Он видел, что она вот-вот упадет. Но на этот раз решил не уступать, сказать начистоту все, чтоб она не таила на него обиды.
— Ты всем нам приносишь вред, когда прячешься с сыном в лесу, чтобы приласкать его, и не смеешь взять его при мне на колени. Укрываешься с мальчиком в лесу, словно крадешься на свидание с полюбовником.
Он взял ее руку, крепко сжал, не выпуская.
— Запомни же, дружок мой, этим ты сослужишь Эйрику худую службу.
В полдень на святого Матфея ворвался Эйрик с громким плачем в горницу к родителям. За ним вбежали двое ребятишек Бьерна, что все еще оставались с Турхильд, — Коре и Раннвейг. Они-то и рассказали, что случилось.
На крыше овчарни, крытой дерном, вывела детенышей самка горностая. Улав не велел трогать их этим летом, а Эйрик не послушался, вздумал разрыть норку, и самка горностая укусила его за руку.
Улав схватил мальчика, поднял его и посадил к матери на колени, торопливо схватил его руку и осмотрел ее — укус был на мизинце.
— Ты сможешь держать его, или позвать Турхильд? Молчи, не говори ему ничего. Его можно спасти, только нельзя мешкать.
Укус горностая — самый ядовитый; у того, кого укусил разъяренный горностай, мясо гниет и отваливается от кости, покуда человек не помрет. Либо падучая пристанет к нему — ведь все горностаи болеют падучей. Однако если горностай укусит за кончик пальца, есть надежда спасти человеку жизнь и здоровье — палец надобно отрезать, а рану — прижечь.
Быстрее молнии приготовил Улав все, что надо. Среди всякого мелкого инструмента, воткнутого в щель между бревнами, он нашел подходящую железину, сунул ее в очаг и велел Коре, сыну Бьерна, раздувать огонь. Сам же он вытащил кинжал и принялся точить его.
Девушка, которую позвали держать мальчика, подняла крик и вой. Эйрик, и без того напуганный, догадался, что отец хочет с ним сделать. Охваченный ужасом, он издал страшный рев, вырвался из рук матери и стал, словно крыса, носиться от стены к стене, воя все сильнее и сильнее. Улав принялся ловить его.

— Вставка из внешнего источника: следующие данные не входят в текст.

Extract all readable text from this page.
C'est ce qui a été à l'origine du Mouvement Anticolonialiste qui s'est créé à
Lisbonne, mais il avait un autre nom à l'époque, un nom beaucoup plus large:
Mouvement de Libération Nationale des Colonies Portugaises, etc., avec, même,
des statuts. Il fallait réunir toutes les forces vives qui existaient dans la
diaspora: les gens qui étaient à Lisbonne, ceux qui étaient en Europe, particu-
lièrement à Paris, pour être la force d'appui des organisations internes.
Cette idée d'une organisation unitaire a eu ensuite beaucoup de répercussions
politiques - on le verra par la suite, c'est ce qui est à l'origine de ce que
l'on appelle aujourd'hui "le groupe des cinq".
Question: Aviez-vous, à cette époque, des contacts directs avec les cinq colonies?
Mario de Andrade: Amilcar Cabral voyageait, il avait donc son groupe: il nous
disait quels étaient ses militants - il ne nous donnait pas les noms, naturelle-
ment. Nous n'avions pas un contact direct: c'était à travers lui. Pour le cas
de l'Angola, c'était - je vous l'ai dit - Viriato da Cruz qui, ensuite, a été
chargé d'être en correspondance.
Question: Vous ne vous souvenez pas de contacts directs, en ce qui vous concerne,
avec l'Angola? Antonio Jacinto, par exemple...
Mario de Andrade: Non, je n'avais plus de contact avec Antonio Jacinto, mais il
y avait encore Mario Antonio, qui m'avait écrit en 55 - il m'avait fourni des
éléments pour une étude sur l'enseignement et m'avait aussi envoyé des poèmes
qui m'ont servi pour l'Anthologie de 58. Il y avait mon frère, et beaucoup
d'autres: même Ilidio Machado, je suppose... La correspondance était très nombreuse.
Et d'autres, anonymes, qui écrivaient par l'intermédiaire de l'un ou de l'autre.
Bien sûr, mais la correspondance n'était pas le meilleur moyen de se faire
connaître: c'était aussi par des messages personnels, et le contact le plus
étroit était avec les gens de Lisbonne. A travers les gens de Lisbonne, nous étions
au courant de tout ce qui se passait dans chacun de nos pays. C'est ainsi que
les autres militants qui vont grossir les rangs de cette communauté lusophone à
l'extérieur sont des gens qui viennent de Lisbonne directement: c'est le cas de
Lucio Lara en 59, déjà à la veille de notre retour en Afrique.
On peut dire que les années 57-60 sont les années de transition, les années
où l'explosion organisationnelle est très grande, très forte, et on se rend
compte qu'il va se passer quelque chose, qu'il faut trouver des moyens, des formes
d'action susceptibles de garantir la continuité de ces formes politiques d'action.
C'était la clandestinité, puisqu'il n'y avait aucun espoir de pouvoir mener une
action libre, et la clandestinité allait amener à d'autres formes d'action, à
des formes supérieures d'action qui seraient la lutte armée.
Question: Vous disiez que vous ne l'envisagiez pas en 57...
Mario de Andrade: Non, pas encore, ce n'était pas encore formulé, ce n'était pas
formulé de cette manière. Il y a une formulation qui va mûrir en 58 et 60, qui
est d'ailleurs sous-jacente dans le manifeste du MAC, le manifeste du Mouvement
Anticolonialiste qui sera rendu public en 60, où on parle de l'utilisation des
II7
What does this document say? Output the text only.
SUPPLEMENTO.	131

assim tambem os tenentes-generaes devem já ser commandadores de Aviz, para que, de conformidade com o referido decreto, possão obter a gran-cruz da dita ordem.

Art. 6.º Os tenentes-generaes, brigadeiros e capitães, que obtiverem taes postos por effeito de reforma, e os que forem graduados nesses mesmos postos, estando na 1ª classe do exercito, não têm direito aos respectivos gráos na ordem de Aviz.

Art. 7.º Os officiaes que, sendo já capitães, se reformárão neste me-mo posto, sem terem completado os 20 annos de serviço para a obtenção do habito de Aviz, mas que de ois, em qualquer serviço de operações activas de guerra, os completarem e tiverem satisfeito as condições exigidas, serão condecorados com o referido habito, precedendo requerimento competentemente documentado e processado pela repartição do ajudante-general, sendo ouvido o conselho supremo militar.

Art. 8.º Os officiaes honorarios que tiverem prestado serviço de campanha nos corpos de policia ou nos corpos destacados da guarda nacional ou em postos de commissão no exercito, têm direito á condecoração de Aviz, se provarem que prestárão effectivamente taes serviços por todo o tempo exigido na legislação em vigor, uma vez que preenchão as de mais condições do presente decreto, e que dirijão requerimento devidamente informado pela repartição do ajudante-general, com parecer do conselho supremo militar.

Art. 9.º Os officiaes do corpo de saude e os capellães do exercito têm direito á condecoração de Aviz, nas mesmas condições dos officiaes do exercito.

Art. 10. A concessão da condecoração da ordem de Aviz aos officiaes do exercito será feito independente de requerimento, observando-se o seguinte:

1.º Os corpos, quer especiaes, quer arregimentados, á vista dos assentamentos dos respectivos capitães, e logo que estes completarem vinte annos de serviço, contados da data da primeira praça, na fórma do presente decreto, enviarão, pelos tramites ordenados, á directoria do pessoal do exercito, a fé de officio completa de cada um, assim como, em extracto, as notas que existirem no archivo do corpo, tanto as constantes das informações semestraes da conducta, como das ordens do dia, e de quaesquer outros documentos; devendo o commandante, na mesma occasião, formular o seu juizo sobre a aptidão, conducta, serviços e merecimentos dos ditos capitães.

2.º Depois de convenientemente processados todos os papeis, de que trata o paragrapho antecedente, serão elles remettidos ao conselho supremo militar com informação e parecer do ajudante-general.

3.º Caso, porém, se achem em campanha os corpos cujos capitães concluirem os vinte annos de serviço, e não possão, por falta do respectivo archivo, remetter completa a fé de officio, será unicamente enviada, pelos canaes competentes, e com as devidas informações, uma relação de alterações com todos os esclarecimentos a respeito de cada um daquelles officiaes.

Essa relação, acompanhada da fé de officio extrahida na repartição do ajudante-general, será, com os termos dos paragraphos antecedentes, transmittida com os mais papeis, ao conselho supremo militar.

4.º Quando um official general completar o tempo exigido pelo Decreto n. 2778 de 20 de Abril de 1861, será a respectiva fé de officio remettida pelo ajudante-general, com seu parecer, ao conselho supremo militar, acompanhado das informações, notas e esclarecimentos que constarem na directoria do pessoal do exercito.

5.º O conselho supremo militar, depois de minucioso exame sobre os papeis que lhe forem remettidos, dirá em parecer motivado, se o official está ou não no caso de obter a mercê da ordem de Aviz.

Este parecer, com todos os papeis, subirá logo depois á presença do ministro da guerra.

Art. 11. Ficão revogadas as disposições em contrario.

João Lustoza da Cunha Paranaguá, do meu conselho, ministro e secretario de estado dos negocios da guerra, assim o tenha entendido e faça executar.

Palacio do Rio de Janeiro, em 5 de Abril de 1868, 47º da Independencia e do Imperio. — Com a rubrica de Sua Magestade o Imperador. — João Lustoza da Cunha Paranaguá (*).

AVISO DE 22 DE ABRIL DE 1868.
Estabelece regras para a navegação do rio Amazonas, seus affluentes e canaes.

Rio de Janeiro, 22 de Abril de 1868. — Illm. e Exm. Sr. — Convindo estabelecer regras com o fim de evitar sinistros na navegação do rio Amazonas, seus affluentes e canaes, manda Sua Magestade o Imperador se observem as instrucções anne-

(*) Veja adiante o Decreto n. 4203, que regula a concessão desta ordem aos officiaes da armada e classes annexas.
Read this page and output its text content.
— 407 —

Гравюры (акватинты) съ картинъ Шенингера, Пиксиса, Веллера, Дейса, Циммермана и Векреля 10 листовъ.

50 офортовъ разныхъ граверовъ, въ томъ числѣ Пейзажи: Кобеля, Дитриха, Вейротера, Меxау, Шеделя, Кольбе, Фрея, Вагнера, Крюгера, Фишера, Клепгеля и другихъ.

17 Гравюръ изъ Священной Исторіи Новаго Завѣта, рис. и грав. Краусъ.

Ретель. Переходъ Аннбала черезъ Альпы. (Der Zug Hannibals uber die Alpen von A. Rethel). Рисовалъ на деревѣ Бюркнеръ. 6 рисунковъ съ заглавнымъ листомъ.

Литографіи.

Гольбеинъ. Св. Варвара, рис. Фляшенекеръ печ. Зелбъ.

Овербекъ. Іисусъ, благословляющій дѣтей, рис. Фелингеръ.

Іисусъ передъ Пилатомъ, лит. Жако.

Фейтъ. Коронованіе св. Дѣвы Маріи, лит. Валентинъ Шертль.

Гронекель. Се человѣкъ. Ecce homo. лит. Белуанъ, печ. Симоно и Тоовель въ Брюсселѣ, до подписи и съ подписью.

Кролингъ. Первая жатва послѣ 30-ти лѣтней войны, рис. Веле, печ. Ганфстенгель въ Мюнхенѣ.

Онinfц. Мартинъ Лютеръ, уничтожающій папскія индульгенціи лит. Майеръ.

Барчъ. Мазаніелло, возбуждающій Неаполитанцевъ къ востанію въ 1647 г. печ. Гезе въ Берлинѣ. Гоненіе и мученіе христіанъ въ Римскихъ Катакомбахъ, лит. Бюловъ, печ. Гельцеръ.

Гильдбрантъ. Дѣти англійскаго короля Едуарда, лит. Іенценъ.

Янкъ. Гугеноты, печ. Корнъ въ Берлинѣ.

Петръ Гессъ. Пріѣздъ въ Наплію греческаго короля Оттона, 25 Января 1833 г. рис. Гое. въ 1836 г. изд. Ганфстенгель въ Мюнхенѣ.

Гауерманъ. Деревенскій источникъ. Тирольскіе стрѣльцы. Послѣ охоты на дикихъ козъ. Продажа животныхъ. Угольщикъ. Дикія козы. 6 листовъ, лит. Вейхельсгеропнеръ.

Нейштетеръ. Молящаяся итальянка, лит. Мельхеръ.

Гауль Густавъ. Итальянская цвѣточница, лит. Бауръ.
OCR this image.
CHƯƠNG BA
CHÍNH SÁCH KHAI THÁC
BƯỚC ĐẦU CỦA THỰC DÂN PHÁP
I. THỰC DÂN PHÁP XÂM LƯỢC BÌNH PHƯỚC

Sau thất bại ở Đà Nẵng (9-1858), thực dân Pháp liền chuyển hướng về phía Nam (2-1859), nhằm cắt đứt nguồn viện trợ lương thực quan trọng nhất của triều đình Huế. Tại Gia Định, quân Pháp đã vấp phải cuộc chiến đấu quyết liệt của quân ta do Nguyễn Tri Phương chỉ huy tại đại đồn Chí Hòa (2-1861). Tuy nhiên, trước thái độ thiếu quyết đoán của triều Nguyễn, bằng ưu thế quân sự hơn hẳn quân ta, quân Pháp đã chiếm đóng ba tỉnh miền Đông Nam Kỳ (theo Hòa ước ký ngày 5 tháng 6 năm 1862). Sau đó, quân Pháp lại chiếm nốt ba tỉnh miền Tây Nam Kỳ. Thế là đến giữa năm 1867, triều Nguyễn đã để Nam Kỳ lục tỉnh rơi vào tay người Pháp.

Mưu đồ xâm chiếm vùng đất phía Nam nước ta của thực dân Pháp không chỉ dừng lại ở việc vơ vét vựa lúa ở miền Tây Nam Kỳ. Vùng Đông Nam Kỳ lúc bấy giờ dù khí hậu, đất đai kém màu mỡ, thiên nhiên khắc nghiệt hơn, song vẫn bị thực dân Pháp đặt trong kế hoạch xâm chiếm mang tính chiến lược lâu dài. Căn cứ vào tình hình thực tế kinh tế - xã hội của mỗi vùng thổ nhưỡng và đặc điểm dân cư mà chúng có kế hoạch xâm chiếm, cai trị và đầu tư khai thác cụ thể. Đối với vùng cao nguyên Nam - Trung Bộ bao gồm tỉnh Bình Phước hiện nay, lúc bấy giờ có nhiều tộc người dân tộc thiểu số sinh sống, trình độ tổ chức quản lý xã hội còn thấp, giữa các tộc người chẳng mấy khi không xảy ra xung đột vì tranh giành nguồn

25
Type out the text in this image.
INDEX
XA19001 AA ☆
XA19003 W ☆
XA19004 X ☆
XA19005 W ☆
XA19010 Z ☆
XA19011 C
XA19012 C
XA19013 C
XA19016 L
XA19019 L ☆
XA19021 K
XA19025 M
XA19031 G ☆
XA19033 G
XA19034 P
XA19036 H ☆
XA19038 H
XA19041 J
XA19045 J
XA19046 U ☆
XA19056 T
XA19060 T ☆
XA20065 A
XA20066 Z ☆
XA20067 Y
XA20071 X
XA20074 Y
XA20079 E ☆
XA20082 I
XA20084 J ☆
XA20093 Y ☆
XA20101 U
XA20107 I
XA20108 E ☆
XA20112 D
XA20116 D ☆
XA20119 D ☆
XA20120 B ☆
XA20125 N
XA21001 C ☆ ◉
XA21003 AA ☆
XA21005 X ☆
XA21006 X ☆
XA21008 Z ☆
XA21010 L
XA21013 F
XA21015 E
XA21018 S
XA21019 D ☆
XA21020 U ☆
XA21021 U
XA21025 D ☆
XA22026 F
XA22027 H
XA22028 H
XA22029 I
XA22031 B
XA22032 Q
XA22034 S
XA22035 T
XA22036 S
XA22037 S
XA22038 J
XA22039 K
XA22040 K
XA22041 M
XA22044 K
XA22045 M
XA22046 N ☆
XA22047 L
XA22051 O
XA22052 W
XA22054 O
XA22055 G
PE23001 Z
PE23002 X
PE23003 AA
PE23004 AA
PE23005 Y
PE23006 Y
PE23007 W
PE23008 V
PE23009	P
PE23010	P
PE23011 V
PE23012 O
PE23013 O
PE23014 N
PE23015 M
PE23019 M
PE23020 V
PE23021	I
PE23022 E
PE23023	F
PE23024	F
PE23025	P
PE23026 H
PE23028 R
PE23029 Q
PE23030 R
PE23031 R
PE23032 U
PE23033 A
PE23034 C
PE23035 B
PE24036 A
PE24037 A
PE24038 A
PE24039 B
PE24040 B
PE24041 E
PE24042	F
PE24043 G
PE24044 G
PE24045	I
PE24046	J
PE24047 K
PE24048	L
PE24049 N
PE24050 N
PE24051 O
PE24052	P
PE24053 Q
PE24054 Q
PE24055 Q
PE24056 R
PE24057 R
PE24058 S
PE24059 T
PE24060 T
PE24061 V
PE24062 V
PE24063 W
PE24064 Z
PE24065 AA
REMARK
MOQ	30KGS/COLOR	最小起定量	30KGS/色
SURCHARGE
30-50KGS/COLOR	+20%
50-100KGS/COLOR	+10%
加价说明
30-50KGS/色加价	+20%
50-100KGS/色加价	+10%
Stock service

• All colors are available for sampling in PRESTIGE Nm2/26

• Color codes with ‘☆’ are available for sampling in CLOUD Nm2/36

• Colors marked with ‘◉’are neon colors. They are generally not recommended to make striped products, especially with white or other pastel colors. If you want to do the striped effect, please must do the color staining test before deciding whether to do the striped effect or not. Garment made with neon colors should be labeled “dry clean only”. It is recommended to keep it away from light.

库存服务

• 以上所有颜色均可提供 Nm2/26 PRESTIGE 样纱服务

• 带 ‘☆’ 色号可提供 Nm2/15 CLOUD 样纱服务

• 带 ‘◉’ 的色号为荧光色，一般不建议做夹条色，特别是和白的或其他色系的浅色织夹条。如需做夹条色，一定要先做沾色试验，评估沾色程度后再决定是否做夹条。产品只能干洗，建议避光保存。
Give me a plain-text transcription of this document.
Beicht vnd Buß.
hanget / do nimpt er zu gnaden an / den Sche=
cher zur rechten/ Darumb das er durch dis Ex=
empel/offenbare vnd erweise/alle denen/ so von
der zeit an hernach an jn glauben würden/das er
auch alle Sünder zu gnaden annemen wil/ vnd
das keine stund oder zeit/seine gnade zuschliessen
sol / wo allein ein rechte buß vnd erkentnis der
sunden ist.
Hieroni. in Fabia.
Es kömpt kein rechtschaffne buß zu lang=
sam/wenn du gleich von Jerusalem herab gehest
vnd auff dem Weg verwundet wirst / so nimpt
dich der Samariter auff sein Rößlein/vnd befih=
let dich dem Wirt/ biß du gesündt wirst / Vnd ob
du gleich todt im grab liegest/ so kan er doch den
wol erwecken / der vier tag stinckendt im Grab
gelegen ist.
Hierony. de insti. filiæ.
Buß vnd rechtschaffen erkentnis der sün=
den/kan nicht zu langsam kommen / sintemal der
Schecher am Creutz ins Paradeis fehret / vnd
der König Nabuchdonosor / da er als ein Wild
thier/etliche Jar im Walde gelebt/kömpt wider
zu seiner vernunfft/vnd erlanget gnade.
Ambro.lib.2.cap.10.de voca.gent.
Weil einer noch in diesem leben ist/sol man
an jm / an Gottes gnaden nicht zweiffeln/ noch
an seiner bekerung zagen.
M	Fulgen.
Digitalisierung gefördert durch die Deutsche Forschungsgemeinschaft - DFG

В каморе стояла прислоненная к стене лесенка — лазить на чердак. Эйрик стал карабкаться вверх, Улав — за ним. В темноте Улав нашарил его наконец среди всякого скарба и спустился по лестнице с мальчиком на руках. Эйрик дрыгал ногами, дергался изо всех сил и вопил благим матом, уткнувшись в полы отцовского кафтана, которым Улав обмотал обезумевшему от страха парнишке голову, чтобы тот сам не укусил его.
Было похоже, что от Ингунн толку нечего ждать. Вошла Турхильд, Улав протянул ей Эйрика, две другие служанки помогли ей держать его. Они старались замотать ему голову платком, а он отталкивал их, воя от страха.
Тогда отец сорвал покрывало с глаз мальчика.
— Погляди на меня, Эйрик. Хочешь жить? Не дашь мне спасти тебя — помрешь.
Улав весь горел от страшного волнения. Это был ее единственный сын, которого она любила, как никогда не любила его, Улава. Стоит ей потерять его, тогда конец всему. Он непременно должен спасти мальчика, хотя бы ценой своей жизни, должен! Он испытывал жестокое и страшное желание вонзить нож в эту плоть, что легла помехою между ним и нею, рубить, изуродовать, жечь огнем, — и в то же самое время из самых глубин души его поднималось нечто, запрещавшее ему причинить зло беззащитному младенцу.
— Да не ори же так! — яростно прошипел он. — Жалкий щенок, что ты трусишь, на, погляди!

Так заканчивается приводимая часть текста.